Third, Father argues that on June 11, 2007, the trial court vacated the order of custody and visitation that was formalized on September 18, 2006, after Mother and Father attended mediation. Father supports this assertion with a citation to "exhibit one." We are unable to locate in the record an order vacating the formal custody and visitation order. Furthermore, the order of support that Father is appealing was entered on January 12, 2007. Accordingly, even if "exhibit one" were included in the record, we could not consider it, because it was not part of the record at the time the order of support was entered. (Reserve Insurance Co. v. Pisciotta (1982) 30 Cal.3d 800, 813.) Consequently, we do not address this portion of Fathers argument.
Fourth, we do not address Fathers argument that as to the twin boys he should have been given a 24-percent timeshare, because Father provides no reasoning for this assertion. (See Berger v. Godden (1985) 163 Cal.App.3d 1113, 1120 [contention unsupported by "pertinent or cognizable legal argument" deemed abandoned].)

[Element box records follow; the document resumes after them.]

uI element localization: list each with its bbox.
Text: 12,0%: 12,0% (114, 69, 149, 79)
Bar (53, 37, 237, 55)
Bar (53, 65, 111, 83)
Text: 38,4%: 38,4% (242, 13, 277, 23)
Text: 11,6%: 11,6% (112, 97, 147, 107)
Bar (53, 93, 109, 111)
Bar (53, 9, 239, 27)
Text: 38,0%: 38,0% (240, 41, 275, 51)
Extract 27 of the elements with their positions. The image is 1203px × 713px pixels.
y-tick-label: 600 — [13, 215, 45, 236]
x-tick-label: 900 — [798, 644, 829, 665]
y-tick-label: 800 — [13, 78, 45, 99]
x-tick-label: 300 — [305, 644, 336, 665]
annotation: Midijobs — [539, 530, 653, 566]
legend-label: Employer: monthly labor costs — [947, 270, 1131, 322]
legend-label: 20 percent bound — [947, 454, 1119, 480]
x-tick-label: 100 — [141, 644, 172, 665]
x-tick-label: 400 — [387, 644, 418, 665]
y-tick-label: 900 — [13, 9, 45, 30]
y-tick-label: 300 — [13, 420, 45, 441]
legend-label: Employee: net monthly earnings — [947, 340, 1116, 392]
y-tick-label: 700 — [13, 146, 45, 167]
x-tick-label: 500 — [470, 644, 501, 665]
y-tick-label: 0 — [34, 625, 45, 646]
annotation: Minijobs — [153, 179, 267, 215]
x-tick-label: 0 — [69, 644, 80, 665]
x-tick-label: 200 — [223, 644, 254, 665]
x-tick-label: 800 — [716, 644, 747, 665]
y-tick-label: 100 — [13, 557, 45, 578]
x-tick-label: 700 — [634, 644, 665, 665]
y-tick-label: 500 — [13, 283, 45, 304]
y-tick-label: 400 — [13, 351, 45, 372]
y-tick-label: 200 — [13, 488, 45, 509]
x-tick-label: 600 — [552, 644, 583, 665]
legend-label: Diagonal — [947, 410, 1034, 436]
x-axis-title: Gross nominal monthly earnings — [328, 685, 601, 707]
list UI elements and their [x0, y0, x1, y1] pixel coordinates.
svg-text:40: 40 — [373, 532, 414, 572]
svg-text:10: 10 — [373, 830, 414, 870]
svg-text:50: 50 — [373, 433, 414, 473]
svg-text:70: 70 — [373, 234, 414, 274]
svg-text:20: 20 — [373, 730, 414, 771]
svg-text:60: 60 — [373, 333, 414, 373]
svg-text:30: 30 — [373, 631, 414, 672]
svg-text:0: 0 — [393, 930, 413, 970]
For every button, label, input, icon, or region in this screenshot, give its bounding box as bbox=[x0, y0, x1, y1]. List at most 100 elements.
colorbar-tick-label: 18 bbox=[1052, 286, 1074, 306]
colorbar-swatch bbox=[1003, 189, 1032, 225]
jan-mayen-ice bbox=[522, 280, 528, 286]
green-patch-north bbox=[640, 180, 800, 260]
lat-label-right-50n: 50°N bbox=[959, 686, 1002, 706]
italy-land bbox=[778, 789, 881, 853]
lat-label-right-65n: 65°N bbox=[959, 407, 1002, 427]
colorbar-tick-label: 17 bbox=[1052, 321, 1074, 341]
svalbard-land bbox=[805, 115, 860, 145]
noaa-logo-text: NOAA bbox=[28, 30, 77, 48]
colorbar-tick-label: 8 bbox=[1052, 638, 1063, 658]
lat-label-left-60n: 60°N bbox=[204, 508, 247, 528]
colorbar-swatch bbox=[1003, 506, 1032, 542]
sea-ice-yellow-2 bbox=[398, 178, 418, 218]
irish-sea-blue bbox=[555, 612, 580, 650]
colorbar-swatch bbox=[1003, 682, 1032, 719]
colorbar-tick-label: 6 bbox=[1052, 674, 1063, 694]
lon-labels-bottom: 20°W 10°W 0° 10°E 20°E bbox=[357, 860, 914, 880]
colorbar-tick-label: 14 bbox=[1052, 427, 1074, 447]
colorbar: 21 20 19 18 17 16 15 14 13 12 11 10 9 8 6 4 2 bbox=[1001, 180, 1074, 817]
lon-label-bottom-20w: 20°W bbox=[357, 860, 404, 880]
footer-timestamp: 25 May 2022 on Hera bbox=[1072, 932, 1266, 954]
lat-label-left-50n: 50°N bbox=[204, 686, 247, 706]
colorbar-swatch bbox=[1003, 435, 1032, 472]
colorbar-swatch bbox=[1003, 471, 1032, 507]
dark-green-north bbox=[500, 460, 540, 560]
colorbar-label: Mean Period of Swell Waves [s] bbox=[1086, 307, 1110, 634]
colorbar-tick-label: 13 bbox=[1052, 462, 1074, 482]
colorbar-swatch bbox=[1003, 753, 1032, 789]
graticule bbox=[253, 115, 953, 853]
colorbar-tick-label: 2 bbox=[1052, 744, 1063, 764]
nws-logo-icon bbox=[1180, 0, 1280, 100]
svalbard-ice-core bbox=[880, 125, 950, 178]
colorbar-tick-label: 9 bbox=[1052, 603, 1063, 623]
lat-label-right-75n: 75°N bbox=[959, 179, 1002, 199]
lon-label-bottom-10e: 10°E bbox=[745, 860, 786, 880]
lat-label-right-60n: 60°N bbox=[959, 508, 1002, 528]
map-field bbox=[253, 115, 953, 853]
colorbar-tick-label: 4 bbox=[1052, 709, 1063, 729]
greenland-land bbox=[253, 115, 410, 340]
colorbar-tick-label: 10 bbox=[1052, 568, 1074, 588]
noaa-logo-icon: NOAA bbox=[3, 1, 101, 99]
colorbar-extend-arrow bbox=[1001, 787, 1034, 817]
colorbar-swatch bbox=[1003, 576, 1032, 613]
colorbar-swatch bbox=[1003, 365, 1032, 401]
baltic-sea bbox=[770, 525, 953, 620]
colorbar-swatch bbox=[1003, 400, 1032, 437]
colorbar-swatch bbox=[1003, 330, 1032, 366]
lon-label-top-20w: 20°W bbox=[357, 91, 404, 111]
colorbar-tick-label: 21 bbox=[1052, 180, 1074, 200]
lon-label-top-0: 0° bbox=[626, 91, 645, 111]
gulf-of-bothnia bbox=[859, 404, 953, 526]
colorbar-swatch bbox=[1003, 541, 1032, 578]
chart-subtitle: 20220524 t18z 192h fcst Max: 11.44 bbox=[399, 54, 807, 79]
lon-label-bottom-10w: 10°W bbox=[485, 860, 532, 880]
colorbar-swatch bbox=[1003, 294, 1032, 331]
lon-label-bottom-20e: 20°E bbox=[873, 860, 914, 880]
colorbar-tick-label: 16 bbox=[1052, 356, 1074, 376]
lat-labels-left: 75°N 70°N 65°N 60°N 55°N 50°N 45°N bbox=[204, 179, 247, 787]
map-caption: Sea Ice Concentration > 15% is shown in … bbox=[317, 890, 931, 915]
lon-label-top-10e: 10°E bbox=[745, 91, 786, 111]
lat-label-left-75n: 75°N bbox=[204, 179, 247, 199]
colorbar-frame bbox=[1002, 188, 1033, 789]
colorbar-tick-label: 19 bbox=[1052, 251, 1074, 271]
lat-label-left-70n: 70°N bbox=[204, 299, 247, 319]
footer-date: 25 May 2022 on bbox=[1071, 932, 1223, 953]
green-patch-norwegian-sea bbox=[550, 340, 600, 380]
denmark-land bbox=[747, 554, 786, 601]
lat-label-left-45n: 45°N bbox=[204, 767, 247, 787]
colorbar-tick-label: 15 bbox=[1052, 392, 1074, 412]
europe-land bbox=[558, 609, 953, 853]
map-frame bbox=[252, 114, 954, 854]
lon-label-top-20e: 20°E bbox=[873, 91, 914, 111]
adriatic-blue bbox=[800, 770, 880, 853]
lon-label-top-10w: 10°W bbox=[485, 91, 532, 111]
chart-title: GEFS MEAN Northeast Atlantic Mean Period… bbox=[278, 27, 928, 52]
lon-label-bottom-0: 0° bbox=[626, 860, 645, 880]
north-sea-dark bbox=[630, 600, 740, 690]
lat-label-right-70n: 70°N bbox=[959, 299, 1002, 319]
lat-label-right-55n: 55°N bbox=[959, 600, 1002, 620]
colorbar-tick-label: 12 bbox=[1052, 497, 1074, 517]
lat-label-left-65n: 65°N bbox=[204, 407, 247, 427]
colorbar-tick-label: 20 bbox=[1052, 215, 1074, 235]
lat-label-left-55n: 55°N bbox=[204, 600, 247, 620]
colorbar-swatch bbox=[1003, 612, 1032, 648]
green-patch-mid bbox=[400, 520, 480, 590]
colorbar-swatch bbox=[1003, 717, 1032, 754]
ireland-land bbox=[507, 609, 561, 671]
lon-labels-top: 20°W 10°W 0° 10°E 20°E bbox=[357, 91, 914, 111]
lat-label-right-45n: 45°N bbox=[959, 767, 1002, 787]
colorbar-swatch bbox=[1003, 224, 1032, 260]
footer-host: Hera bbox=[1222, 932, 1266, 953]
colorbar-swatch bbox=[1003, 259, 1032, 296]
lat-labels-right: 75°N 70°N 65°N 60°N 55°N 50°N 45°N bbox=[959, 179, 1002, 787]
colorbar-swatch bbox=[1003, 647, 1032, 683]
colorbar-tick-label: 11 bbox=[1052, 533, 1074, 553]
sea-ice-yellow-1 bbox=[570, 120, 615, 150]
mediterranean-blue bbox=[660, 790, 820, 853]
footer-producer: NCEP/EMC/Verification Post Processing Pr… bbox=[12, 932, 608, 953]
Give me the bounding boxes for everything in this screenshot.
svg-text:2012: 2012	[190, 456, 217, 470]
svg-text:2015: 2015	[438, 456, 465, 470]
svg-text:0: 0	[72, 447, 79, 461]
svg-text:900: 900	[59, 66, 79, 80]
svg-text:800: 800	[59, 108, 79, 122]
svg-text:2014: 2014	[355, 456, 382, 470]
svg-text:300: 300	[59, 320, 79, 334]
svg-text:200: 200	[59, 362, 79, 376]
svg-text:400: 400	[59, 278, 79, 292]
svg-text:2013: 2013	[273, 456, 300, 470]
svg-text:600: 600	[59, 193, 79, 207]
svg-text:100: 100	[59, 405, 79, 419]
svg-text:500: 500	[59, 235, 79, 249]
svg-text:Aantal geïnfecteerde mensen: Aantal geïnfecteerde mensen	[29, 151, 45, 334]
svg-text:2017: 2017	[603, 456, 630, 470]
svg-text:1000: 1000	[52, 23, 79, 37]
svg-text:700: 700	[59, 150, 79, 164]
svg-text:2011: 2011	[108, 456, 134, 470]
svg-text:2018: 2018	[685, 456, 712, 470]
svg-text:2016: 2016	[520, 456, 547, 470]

Fifth, as to Fathers request that we take judicial notice that Mother was earning $4,185 per month, we deny the request because Father has provided no citation or reference for us to determine whether he is correct that Mother was earning $4,185 per month. (Ross v. Creel Printing & Publishing Co. (2002) 100 Cal.App.4th 736, 744 ["burden is on the party seeking judicial notice to provide sufficient information to allow the court to take judicial notice"].)
DISPOSITION
The December 21, 2006, and January 12, 2007, orders for child support are affirmed. The January 19, 2007, order regarding child custody and visitation is affirmed.
We concur:
Hollenhorst, Acting P.J.
Richli, J.
CS = K [HN - (H%)(TN)] CS = the amount of child support. K = the amount of parents combined income to be allocated for child support; this is computed by a formula. HN = the high earners net monthly disposable income. H% = the percentage of time the high earner has primary custody. TN = the total net monthly disposable income of both parents. (§ 4055, subds. (a) & (b).)